Suite à la remise du rapport de la CIASE-SAUVÉ, quelques personnes ont accepté de témoigner, de livrer leur réflexion sur la pédo criminalité dans l’Eglise.
Le rapport SAUVÉ a déstabilisé non seulement l’Église Catholique mais également tous les chrétiens, tout le christianisme. C’est un véritable séisme pour nous tous.
Je suis infiniment triste pour toutes les victimes traumatisées dont on a volé l’innocence et brisé la vie à jamais. Des enfants, des personnes vulnérables, qui avaient toute confiance en des religieux et des laïcs, ont été trompés, manipulés et abusés en toute impunité.
Certains ont pu faire part de leur souffrance mais n’ont jamais été entendus, d’autres ont vécu jusqu’à aujourd’hui ces traumatismes dans le silence.
Comment se reconstruire lorsqu’on a subi de tels crimes ?
Je suis infiniment triste pour les prêtres innocents qui ont été trahis par leurs frères. Pour ceux qui, par vocation, par amour pour Dieu et leur prochain, donnent sans compter de leur temps, de leur sagesse et dont le seul but est de faire connaître notre Seigneur sans rien attendre en retour tandis que d’autres abusent de leur pouvoir et prennent l’innocence des enfants. A cause de ceux qui ont commis de tels actes, ils célèbrent aujourd’hui des offices dans des chasubles éclaboussées par le scandale, tachées par le sang des victimes et trempées par les larmes de Dieu.
Je suis infiniment triste pour notre Seigneur qui est bafoué et offensé. Il pleure avec les victimes. Sans respect pour les Évangiles, des actes innommables ont été perpétrés ; c’est une abomination. Des abus sexuels, il y en a malheureusement dans tous les domaines, dans toutes les professions (la famille, l’éducation, le sport, la culture, les grandes et moyennes entreprises, etc…) et dans l’Église. Non seulement des crimes ont été commis, mais en plus, il y a le silence de ceux qui savaient, qui ont laissé faire, qui se sont rendus complices et coupables.
Le synode sur la synodalité, un début de solution ?

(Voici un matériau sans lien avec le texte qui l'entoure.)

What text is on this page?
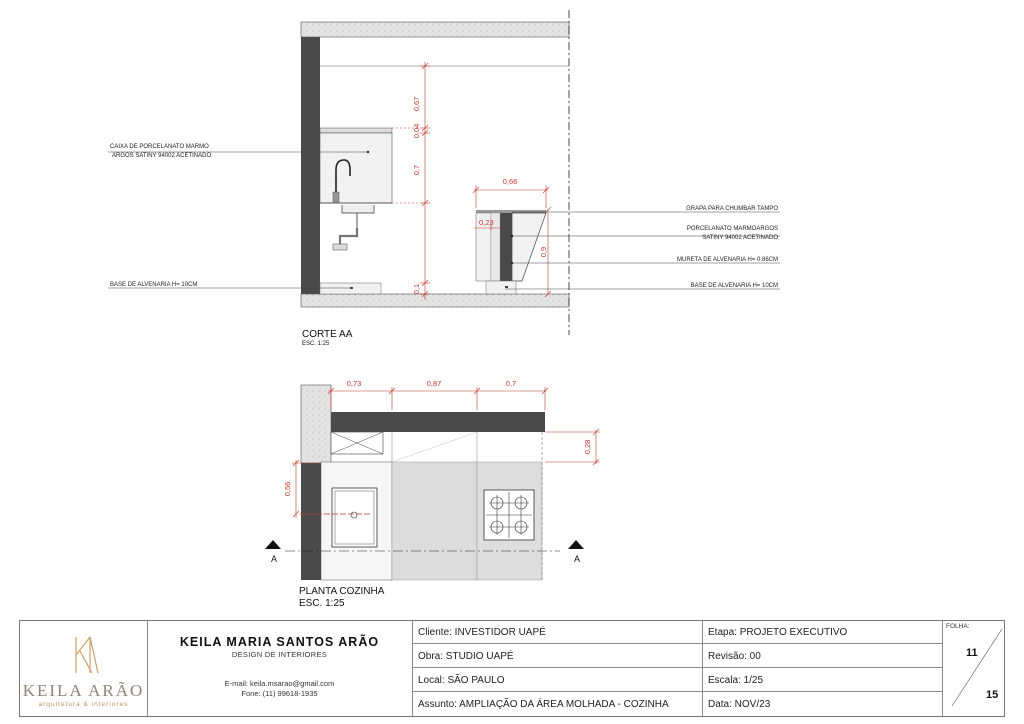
0,67
0,04
0,7
0,1
0,66
0,23
0,9
CAIXA DE PORCELANATO MARMO
ARGOS SATINY 94002 ACETINADO
BASE DE ALVENARIA H= 10CM
GRAPA PARA CHUMBAR TAMPO
PORCELANATO MARMOARGOS
SATINY 94002 ACETINADO
MURETA DE ALVENARIA H= 0.86CM
BASE DE ALVENARIA H= 10CM
CORTE AA
ESC. 1:25
A	A
0,73	0,87	0,7
0,28
0,56
PLANTA COZINHA
ESC. 1:25
KEILA ARÃO
arquitetura & interiores
KEILA MARIA SANTOS ARÃO
DESIGN DE INTERIORES
E-mail: keila.msarao@gmail.com
Fone: (11) 99618-1935
Cliente: INVESTIDOR UAPÉ
Obra: STUDIO UAPÉ
Local: SÃO PAULO
Assunto: AMPLIAÇÃO DA ÁREA MOLHADA - COZINHA
Etapa: PROJETO EXECUTIVO
Revisão: 00
Escala: 1/25
Data: NOV/23
FOLHA:
11
15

Outre les 45 recommandations inscrites dans le rapport SAUVÉ, depuis le 17 octobre dernier, le pape François a lancé le synode sur la synodalité, c’est-à-dire qu’il demande à tous les baptisés de s’exprimer au sujet de l’Église. Comment la voient-ils ? Quelles sont les réformes à apporter ? C’est vraiment une opportunité qu’il faut saisir. Repenser l’Église est un travail de longue haleine. Sous la conduite de l’Esprit Saint, nous pourrons y arriver.
Gardons la Foi en notre Seigneur.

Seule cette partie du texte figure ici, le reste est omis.